Nous traversons une époque historique et inédite au cours de laquelle toutes les populations de la Terre sont touchées par une crise sanitaire sans précédent récent. Trois mois après le début de l’épidémie, la moitié de la population de la planète vit confinée. Jeunes ou plus âgés, riches ou pauvres, malades ou en bonne santé, tous peuvent être touchés ; l’homme se rêvait immortel et il se réveille vulnérable. Nous assistons à un bouleversement de nos valeurs.

Chez beaucoup d’entre nous la peur l’emporte, guide notre conduite et peut parfois brouiller notre lucidité. Nous avons perdu nos repères anciens et cherchons encore de nouvelles marques.

Être confiné pour nous, c’est se être privé d’une certaine liberté d’aller et venir à notre guise, de travailler, de rencontrer des amis, d’avoir ce que l’on appelle une vie sociale, de partir en weekend : cette restriction d’activité liée au confinement, nos enfants polyhandicapés la connaissent dans leur vie quotidienne, souvent immobiles dans leurs fauteuils qui ne roulent pas selon leur volonté, privés partiellement ou en totalité de leurs moyens d’expression, soumis à des agendas qu’ils n’ont pas pu décider.

Et pourtant, comme l’exprime remarquablement Marie Christine Tézenas du Montcel, Secrétaire générale du groupe Polyhandicap France dans un beau texte (« Ce que le monde du grand handicap nous apprend de la résistance ») les personnes polyhandicapées si vulnérables sont peut-être plus résistantes que nous, face à l’adversité. Elles éprouvent depuis longtemps la fragilité de leur corps, l’incertitude du lendemain, la dépendance à autrui.

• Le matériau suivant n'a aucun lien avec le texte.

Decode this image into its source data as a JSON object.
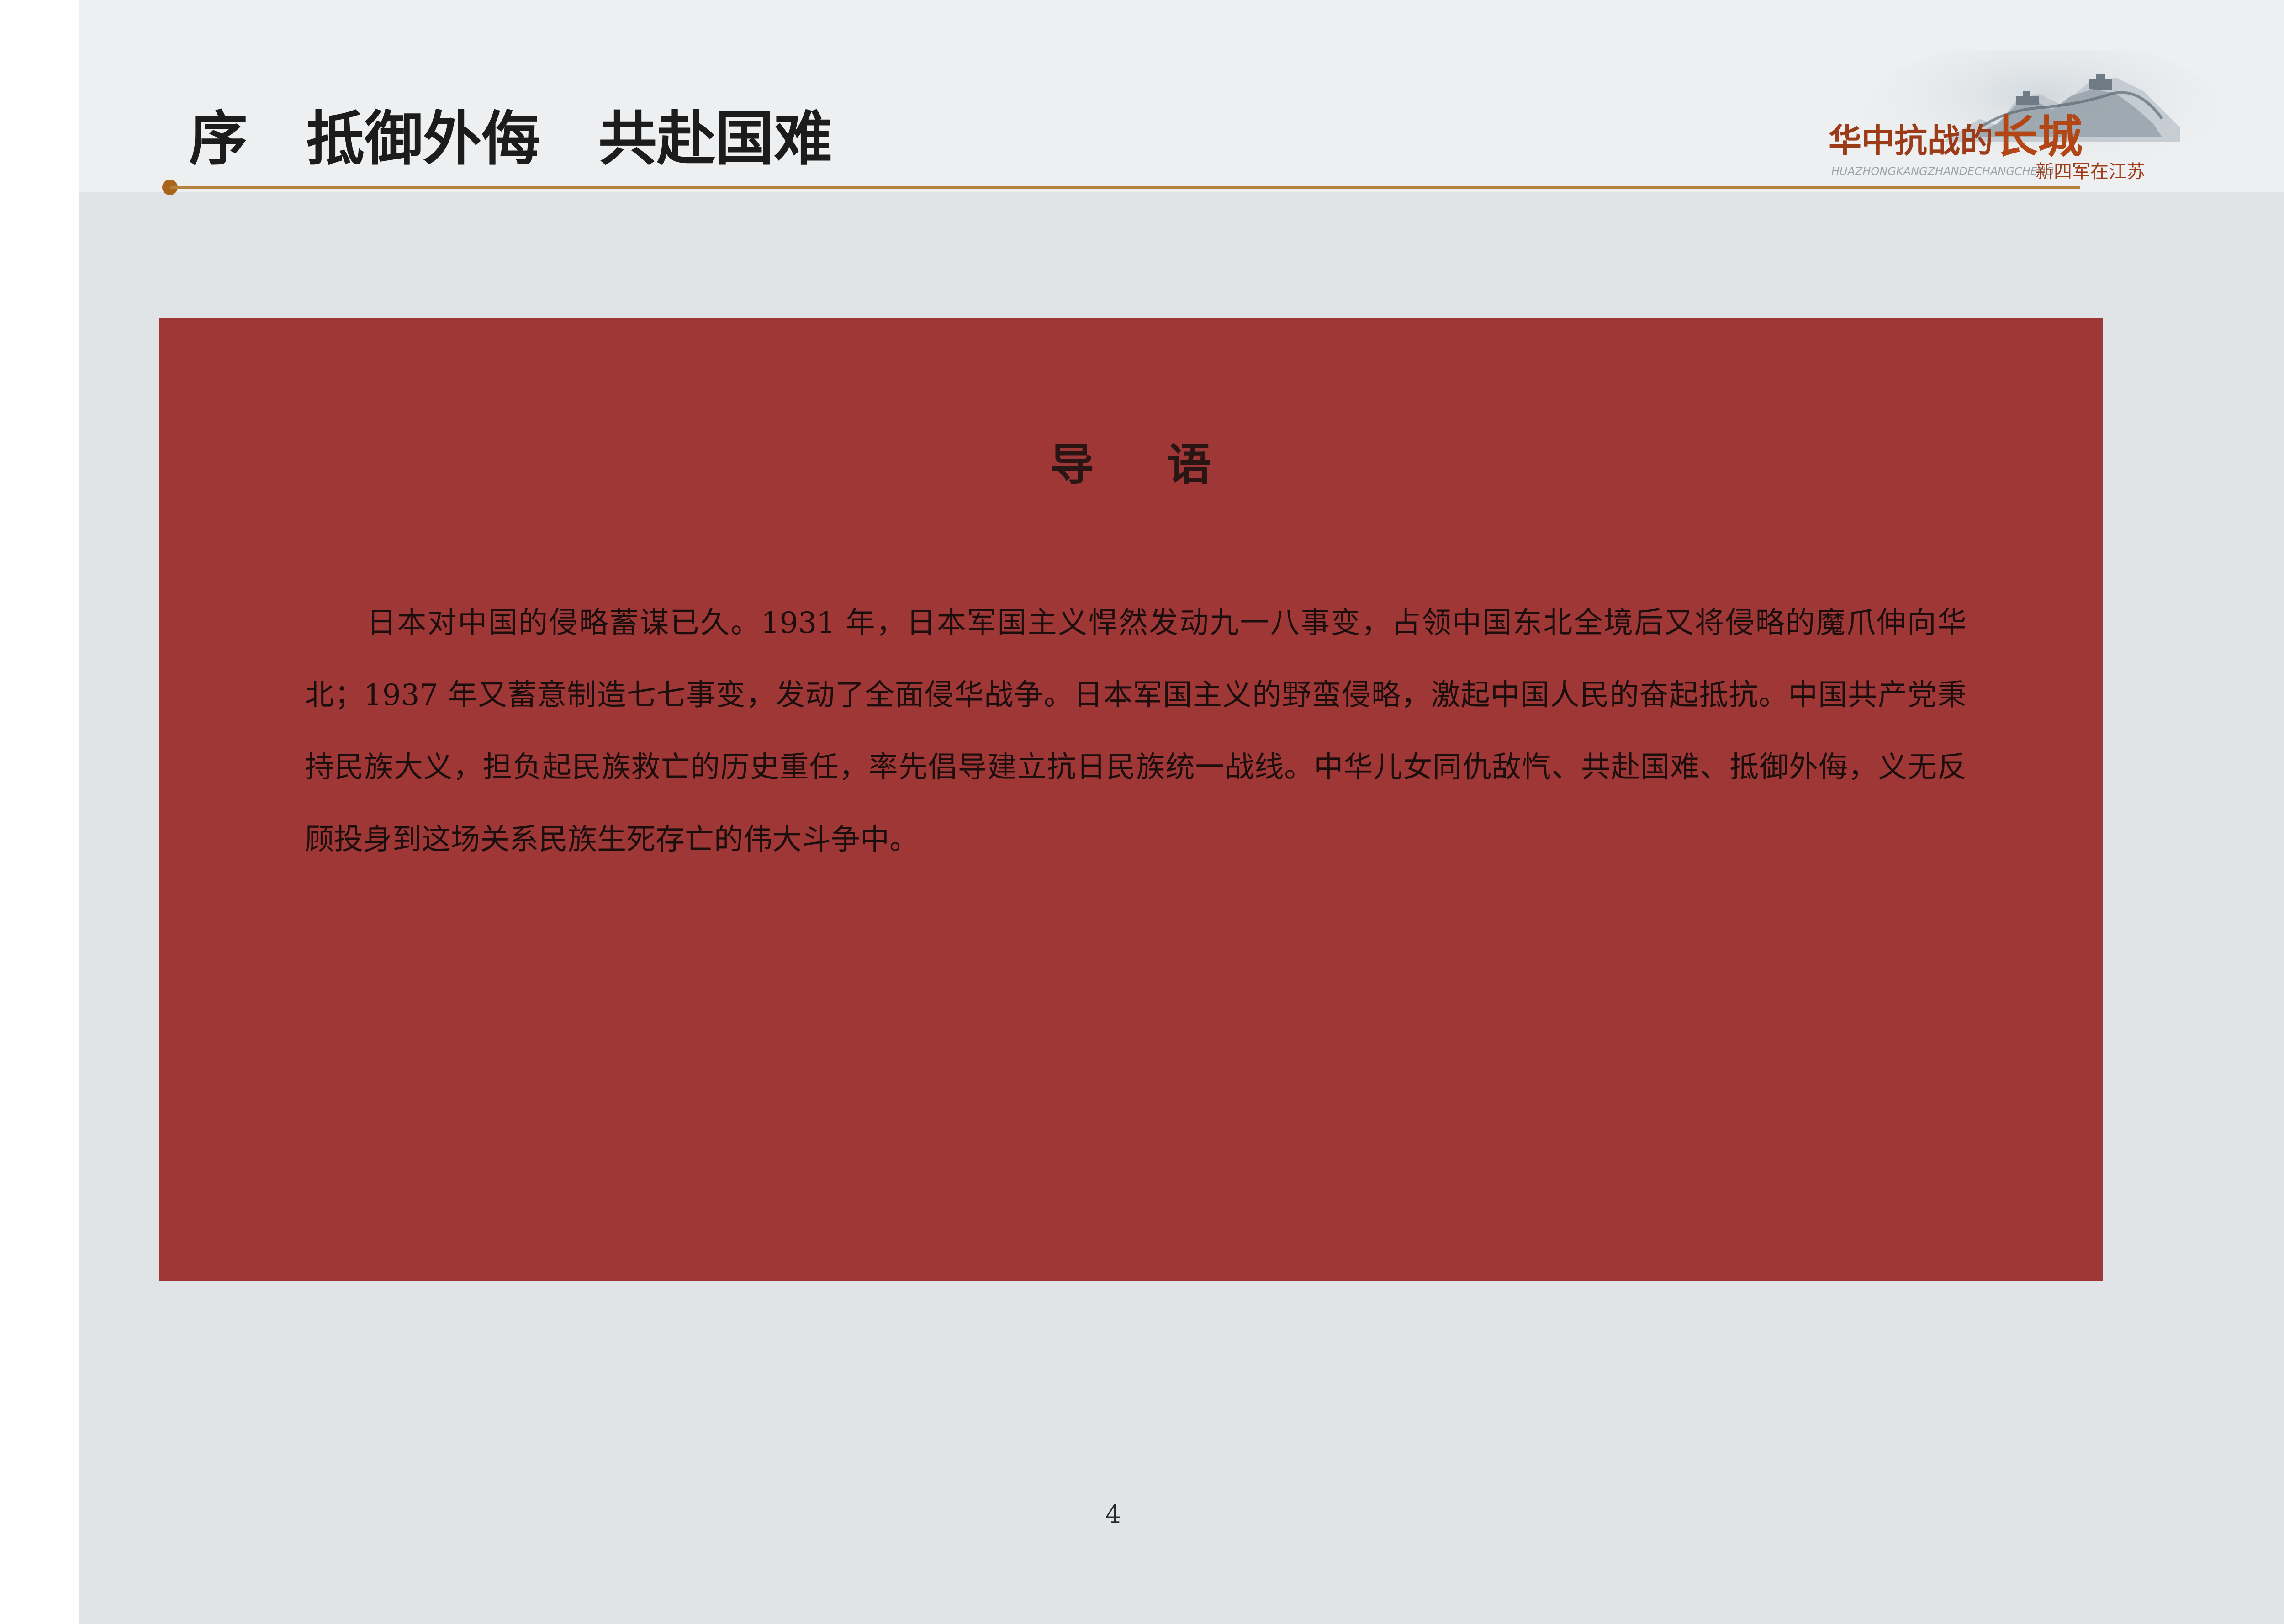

Plus que jamais, nous prenons conscience que nous avons besoin de ces êtres fragiles autant qu’ils ont besoin de nous. Entre eux, avec nous et avec tous les accompagnants et soignants, ils créent un lien social essentiel dont on redoute tant la disparition. Ils nous réapprennent l’échange, le partage, le sourire désintéressé, juste pour dire merci d’être là, de ne pas m’avoir oublié.

Au-delà de la résilience, nous aspirons tous à la renaissance, mais pas une renaissance du monde d’hier, la naissance d’un monde nouveau, plus juste, plus équitable où la réussite individuelle céderait la place à l’utilité collective, où les grilles de rémunérations seraient réajustées en fonction de cette nouvelle échelle des valeurs, où chacun trouverait sa place.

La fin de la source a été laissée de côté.